同時に文雄の中から絶頂の兆しが現れる。キスをして胸の突起を舐め上げ唇で挟んで吸った。
「俺もイっていい?」
「いいよっ、イって、あはん」
腕で到流を包み込み、息ができないくらいに口に吸い付く。言葉にならないくぐもった声で喘ぐ到流を支配しながら射精の兆候が芯から湧き上がってくる。
「どこに出して欲しい? な? どこ? な!」
「んあっ、な、な、か、中に出してっ、僕のお尻の中にぃ!」
「……ん、う、イ、イクかも、うお、イク、イクッ、うおおおっ!」
◇◇
目の前で文雄の顔が歪み、体がビクンビクンと強い痙攣を起こす。
「んは、おっ、あっ、いっ、はっ」
文雄の絶頂の声が到流の気持ちを締め付ける。自分の体を使って射精をした文雄が愛おしくて、無防備に甘えているような、全てを晒してくれる姿を嬉しく思った。
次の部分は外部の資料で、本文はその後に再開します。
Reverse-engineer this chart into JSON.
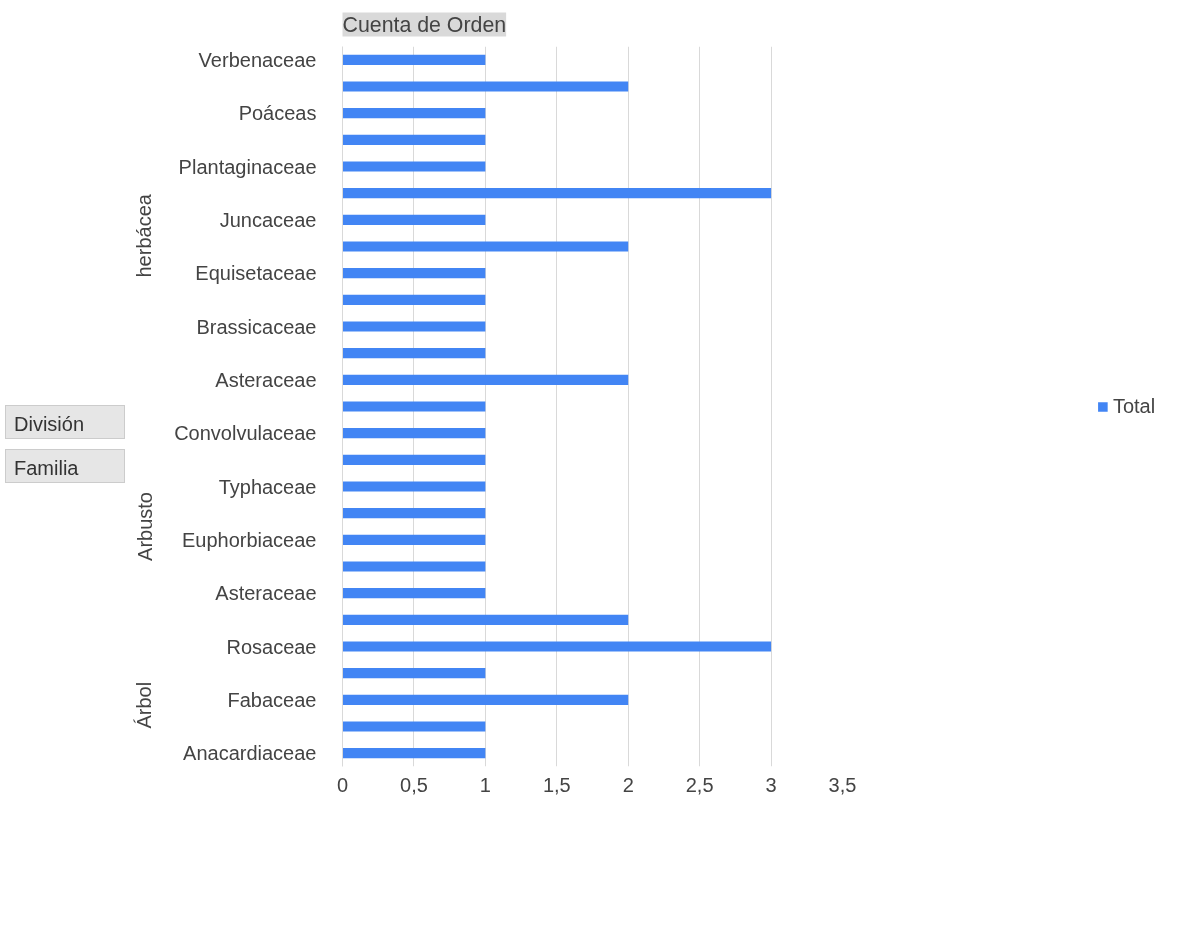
{
  "chart_data": {
    "type": "bar",
    "orientation": "horizontal",
    "title": "Cuenta de Orden",
    "categories": [
      "Verbenaceae",
      null,
      "Poáceas",
      null,
      "Plantaginaceae",
      null,
      "Juncaceae",
      null,
      "Equisetaceae",
      null,
      "Brassicaceae",
      null,
      "Asteraceae",
      null,
      "Convolvulaceae",
      null,
      "Typhaceae",
      null,
      "Euphorbiaceae",
      null,
      "Asteraceae",
      null,
      "Rosaceae",
      null,
      "Fabaceae",
      null,
      "Anacardiaceae"
    ],
    "series": [
      {
        "name": "Total",
        "color": "#4285f4",
        "values": [
          1,
          2,
          1,
          1,
          1,
          3,
          1,
          2,
          1,
          1,
          1,
          1,
          2,
          1,
          1,
          1,
          1,
          1,
          1,
          1,
          1,
          2,
          3,
          1,
          2,
          1,
          1
        ]
      }
    ],
    "xlim": [
      0,
      3.5
    ],
    "xticks": [
      0,
      {
        "value": 0.5,
        "label": "0,5"
      },
      1,
      {
        "value": 1.5,
        "label": "1,5"
      },
      2,
      {
        "value": 2.5,
        "label": "2,5"
      },
      3,
      {
        "value": 3.5,
        "label": "3,5"
      }
    ],
    "grid": "x",
    "legend": "right",
    "annotations": [
      "herbácea",
      "Arbusto",
      "Árbol",
      "División",
      "Familia"
    ]
  }
}
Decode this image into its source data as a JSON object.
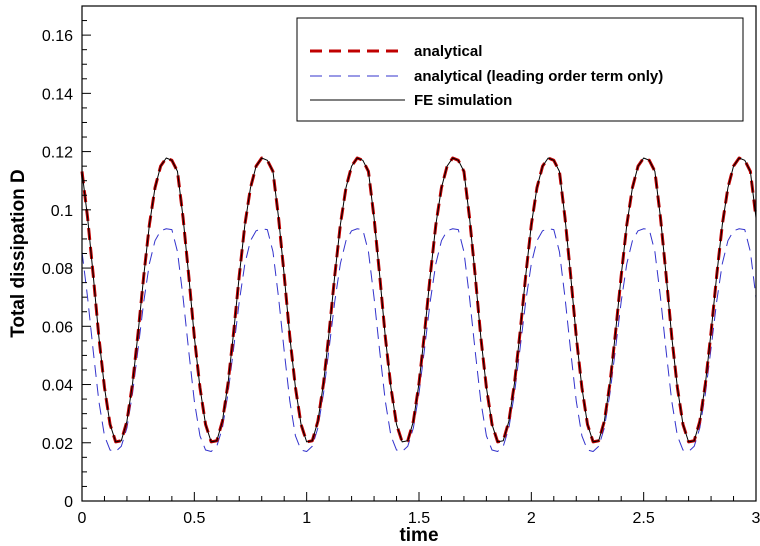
{
  "chart_data": {
    "type": "line",
    "title": "",
    "xlabel": "time",
    "ylabel": "Total dissipation D",
    "xlim": [
      0,
      3
    ],
    "ylim": [
      0,
      0.17
    ],
    "xticks": [
      "0",
      "0.5",
      "1",
      "1.5",
      "2",
      "2.5",
      "3"
    ],
    "yticks": [
      "0",
      "0.02",
      "0.04",
      "0.06",
      "0.08",
      "0.1",
      "0.12",
      "0.14",
      "0.16"
    ],
    "grid": false,
    "legend_position": "top-right",
    "series": [
      {
        "name": "analytical",
        "color": "#c00000",
        "style": "dashed-thick",
        "x": [
          0,
          0.025,
          0.05,
          0.075,
          0.1,
          0.125,
          0.15,
          0.175,
          0.2,
          0.225,
          0.25,
          0.275,
          0.3,
          0.325,
          0.35,
          0.375,
          0.4,
          0.425,
          0.45,
          0.475,
          0.5,
          0.525,
          0.55,
          0.575,
          0.6,
          0.625,
          0.65,
          0.675,
          0.7,
          0.725,
          0.75,
          0.775,
          0.8,
          0.825,
          0.85,
          0.875,
          0.9,
          0.925,
          0.95,
          0.975,
          1,
          1.025,
          1.05,
          1.075,
          1.1,
          1.125,
          1.15,
          1.175,
          1.2,
          1.225,
          1.25,
          1.275,
          1.3,
          1.325,
          1.35,
          1.375,
          1.4,
          1.425,
          1.45,
          1.475,
          1.5,
          1.525,
          1.55,
          1.575,
          1.6,
          1.625,
          1.65,
          1.675,
          1.7,
          1.725,
          1.75,
          1.775,
          1.8,
          1.825,
          1.85,
          1.875,
          1.9,
          1.925,
          1.95,
          1.975,
          2,
          2.025,
          2.05,
          2.075,
          2.1,
          2.125,
          2.15,
          2.175,
          2.2,
          2.225,
          2.25,
          2.275,
          2.3,
          2.325,
          2.35,
          2.375,
          2.4,
          2.425,
          2.45,
          2.475,
          2.5,
          2.525,
          2.55,
          2.575,
          2.6,
          2.625,
          2.65,
          2.675,
          2.7,
          2.725,
          2.75,
          2.775,
          2.8,
          2.825,
          2.85,
          2.875,
          2.9,
          2.925,
          2.95,
          2.975,
          3
        ],
        "y": [
          0.1132,
          0.0972,
          0.0775,
          0.0564,
          0.039,
          0.0263,
          0.0203,
          0.0207,
          0.0274,
          0.0404,
          0.058,
          0.0774,
          0.0949,
          0.1076,
          0.115,
          0.1178,
          0.117,
          0.1132,
          0.0972,
          0.0775,
          0.0564,
          0.039,
          0.0263,
          0.0203,
          0.0207,
          0.0274,
          0.0404,
          0.058,
          0.0774,
          0.0949,
          0.1076,
          0.115,
          0.1178,
          0.117,
          0.1132,
          0.0972,
          0.0775,
          0.0564,
          0.039,
          0.0263,
          0.0203,
          0.0207,
          0.0274,
          0.0404,
          0.058,
          0.0774,
          0.0949,
          0.1076,
          0.115,
          0.1178,
          0.117,
          0.1132,
          0.0972,
          0.0775,
          0.0564,
          0.039,
          0.0263,
          0.0203,
          0.0207,
          0.0274,
          0.0404,
          0.058,
          0.0774,
          0.0949,
          0.1076,
          0.115,
          0.1178,
          0.117,
          0.1132,
          0.0972,
          0.0775,
          0.0564,
          0.039,
          0.0263,
          0.0203,
          0.0207,
          0.0274,
          0.0404,
          0.058,
          0.0774,
          0.0949,
          0.1076,
          0.115,
          0.1178,
          0.117,
          0.1132,
          0.0972,
          0.0775,
          0.0564,
          0.039,
          0.0263,
          0.0203,
          0.0207,
          0.0274,
          0.0404,
          0.058,
          0.0774,
          0.0949,
          0.1076,
          0.115,
          0.1178,
          0.117,
          0.1132,
          0.0972,
          0.0775,
          0.0564,
          0.039,
          0.0263,
          0.0203,
          0.0207,
          0.0274,
          0.0404,
          0.058,
          0.0774,
          0.0949,
          0.1076,
          0.115,
          0.1178,
          0.117,
          0.1132,
          0.0972
        ]
      },
      {
        "name": "analytical (leading order term only)",
        "color": "#3333cc",
        "style": "dashed-thin",
        "x": [
          0,
          0.025,
          0.05,
          0.075,
          0.1,
          0.125,
          0.15,
          0.175,
          0.2,
          0.225,
          0.25,
          0.275,
          0.3,
          0.325,
          0.35,
          0.375,
          0.4,
          0.425,
          0.45,
          0.475,
          0.5,
          0.525,
          0.55,
          0.575,
          0.6,
          0.625,
          0.65,
          0.675,
          0.7,
          0.725,
          0.75,
          0.775,
          0.8,
          0.825,
          0.85,
          0.875,
          0.9,
          0.925,
          0.95,
          0.975,
          1,
          1.025,
          1.05,
          1.075,
          1.1,
          1.125,
          1.15,
          1.175,
          1.2,
          1.225,
          1.25,
          1.275,
          1.3,
          1.325,
          1.35,
          1.375,
          1.4,
          1.425,
          1.45,
          1.475,
          1.5,
          1.525,
          1.55,
          1.575,
          1.6,
          1.625,
          1.65,
          1.675,
          1.7,
          1.725,
          1.75,
          1.775,
          1.8,
          1.825,
          1.85,
          1.875,
          1.9,
          1.925,
          1.95,
          1.975,
          2,
          2.025,
          2.05,
          2.075,
          2.1,
          2.125,
          2.15,
          2.175,
          2.2,
          2.225,
          2.25,
          2.275,
          2.3,
          2.325,
          2.35,
          2.375,
          2.4,
          2.425,
          2.45,
          2.475,
          2.5,
          2.525,
          2.55,
          2.575,
          2.6,
          2.625,
          2.65,
          2.675,
          2.7,
          2.725,
          2.75,
          2.775,
          2.8,
          2.825,
          2.85,
          2.875,
          2.9,
          2.925,
          2.95,
          2.975,
          3
        ],
        "y": [
          0.0856,
          0.0698,
          0.0515,
          0.0343,
          0.0224,
          0.0175,
          0.017,
          0.0188,
          0.0251,
          0.037,
          0.0525,
          0.0685,
          0.0815,
          0.0894,
          0.0928,
          0.0935,
          0.0932,
          0.0856,
          0.0698,
          0.0515,
          0.0343,
          0.0224,
          0.0175,
          0.017,
          0.0188,
          0.0251,
          0.037,
          0.0525,
          0.0685,
          0.0815,
          0.0894,
          0.0928,
          0.0935,
          0.0932,
          0.0856,
          0.0698,
          0.0515,
          0.0343,
          0.0224,
          0.0175,
          0.017,
          0.0188,
          0.0251,
          0.037,
          0.0525,
          0.0685,
          0.0815,
          0.0894,
          0.0928,
          0.0935,
          0.0932,
          0.0856,
          0.0698,
          0.0515,
          0.0343,
          0.0224,
          0.0175,
          0.017,
          0.0188,
          0.0251,
          0.037,
          0.0525,
          0.0685,
          0.0815,
          0.0894,
          0.0928,
          0.0935,
          0.0932,
          0.0856,
          0.0698,
          0.0515,
          0.0343,
          0.0224,
          0.0175,
          0.017,
          0.0188,
          0.0251,
          0.037,
          0.0525,
          0.0685,
          0.0815,
          0.0894,
          0.0928,
          0.0935,
          0.0932,
          0.0856,
          0.0698,
          0.0515,
          0.0343,
          0.0224,
          0.0175,
          0.017,
          0.0188,
          0.0251,
          0.037,
          0.0525,
          0.0685,
          0.0815,
          0.0894,
          0.0928,
          0.0935,
          0.0932,
          0.0856,
          0.0698,
          0.0515,
          0.0343,
          0.0224,
          0.0175,
          0.017,
          0.0188,
          0.0251,
          0.037,
          0.0525,
          0.0685,
          0.0815,
          0.0894,
          0.0928,
          0.0935,
          0.0932,
          0.0856,
          0.0698
        ]
      },
      {
        "name": "FE simulation",
        "color": "#000000",
        "style": "solid",
        "x": [
          0,
          0.025,
          0.05,
          0.075,
          0.1,
          0.125,
          0.15,
          0.175,
          0.2,
          0.225,
          0.25,
          0.275,
          0.3,
          0.325,
          0.35,
          0.375,
          0.4,
          0.425,
          0.45,
          0.475,
          0.5,
          0.525,
          0.55,
          0.575,
          0.6,
          0.625,
          0.65,
          0.675,
          0.7,
          0.725,
          0.75,
          0.775,
          0.8,
          0.825,
          0.85,
          0.875,
          0.9,
          0.925,
          0.95,
          0.975,
          1,
          1.025,
          1.05,
          1.075,
          1.1,
          1.125,
          1.15,
          1.175,
          1.2,
          1.225,
          1.25,
          1.275,
          1.3,
          1.325,
          1.35,
          1.375,
          1.4,
          1.425,
          1.45,
          1.475,
          1.5,
          1.525,
          1.55,
          1.575,
          1.6,
          1.625,
          1.65,
          1.675,
          1.7,
          1.725,
          1.75,
          1.775,
          1.8,
          1.825,
          1.85,
          1.875,
          1.9,
          1.925,
          1.95,
          1.975,
          2,
          2.025,
          2.05,
          2.075,
          2.1,
          2.125,
          2.15,
          2.175,
          2.2,
          2.225,
          2.25,
          2.275,
          2.3,
          2.325,
          2.35,
          2.375,
          2.4,
          2.425,
          2.45,
          2.475,
          2.5,
          2.525,
          2.55,
          2.575,
          2.6,
          2.625,
          2.65,
          2.675,
          2.7,
          2.725,
          2.75,
          2.775,
          2.8,
          2.825,
          2.85,
          2.875,
          2.9,
          2.925,
          2.95,
          2.975,
          3
        ],
        "y": [
          0.1132,
          0.0972,
          0.0775,
          0.0564,
          0.039,
          0.0263,
          0.0203,
          0.0207,
          0.0274,
          0.0404,
          0.058,
          0.0774,
          0.0949,
          0.1076,
          0.115,
          0.1178,
          0.117,
          0.1132,
          0.0972,
          0.0775,
          0.0564,
          0.039,
          0.0263,
          0.0203,
          0.0207,
          0.0274,
          0.0404,
          0.058,
          0.0774,
          0.0949,
          0.1076,
          0.115,
          0.1178,
          0.117,
          0.1132,
          0.0972,
          0.0775,
          0.0564,
          0.039,
          0.0263,
          0.0203,
          0.0207,
          0.0274,
          0.0404,
          0.058,
          0.0774,
          0.0949,
          0.1076,
          0.115,
          0.1178,
          0.117,
          0.1132,
          0.0972,
          0.0775,
          0.0564,
          0.039,
          0.0263,
          0.0203,
          0.0207,
          0.0274,
          0.0404,
          0.058,
          0.0774,
          0.0949,
          0.1076,
          0.115,
          0.1178,
          0.117,
          0.1132,
          0.0972,
          0.0775,
          0.0564,
          0.039,
          0.0263,
          0.0203,
          0.0207,
          0.0274,
          0.0404,
          0.058,
          0.0774,
          0.0949,
          0.1076,
          0.115,
          0.1178,
          0.117,
          0.1132,
          0.0972,
          0.0775,
          0.0564,
          0.039,
          0.0263,
          0.0203,
          0.0207,
          0.0274,
          0.0404,
          0.058,
          0.0774,
          0.0949,
          0.1076,
          0.115,
          0.1178,
          0.117,
          0.1132,
          0.0972,
          0.0775,
          0.0564,
          0.039,
          0.0263,
          0.0203,
          0.0207,
          0.0274,
          0.0404,
          0.058,
          0.0774,
          0.0949,
          0.1076,
          0.115,
          0.1178,
          0.117,
          0.1132,
          0.0972
        ]
      }
    ]
  }
}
到流の秘穴の奥で熱湯のような液体が飛び跳ねて肉壁にそれがぶつかってくる。灼熱の温度を持った波がやって来ては引いて行く。文雄の海から届いた波は、到流の浜でざわめいて、もう戻れない深さに浸食していた。
さっきまで文雄の中にあったものだと思うと、それが安心と悦びに変わる。文雄の体温を媚肉で感じる卑猥さに体の芯が疼いてしまう。
「はあ……ん、はあ……は……」
文雄は息を切らせながら到流の首元に顔を埋めている。文雄の心臓の音が伝わる。厚い胸板からドクンドクンと到流の薄い胸を叩いてくる。
顔を上げた文雄と微笑み合った。
「到流、もう俺たち戻れないよな?」
「うん、もう戻れない」
「いいか、俺で?」
「いいよ。僕は中瀬さんがいい。中瀬さんは僕でいい?」
「もちろん。俺も到流がいい。ずっと一緒にいような」
「うん」
キスをすると、汗なのか涙なのか、ちょっと塩っぱい味がした。
その塩味を舌で転がして、愛の液を交換し合っているうちに塩っぽさは薄くなってきて、また甘い味が高まってくる。
波は引いていったのかな。
そろそろ海の向こうから朝陽が昇り始めているような気がした。
舌を絡ませていると、砂の騒ぐ音が、耳の奥でずっと聞こえていた。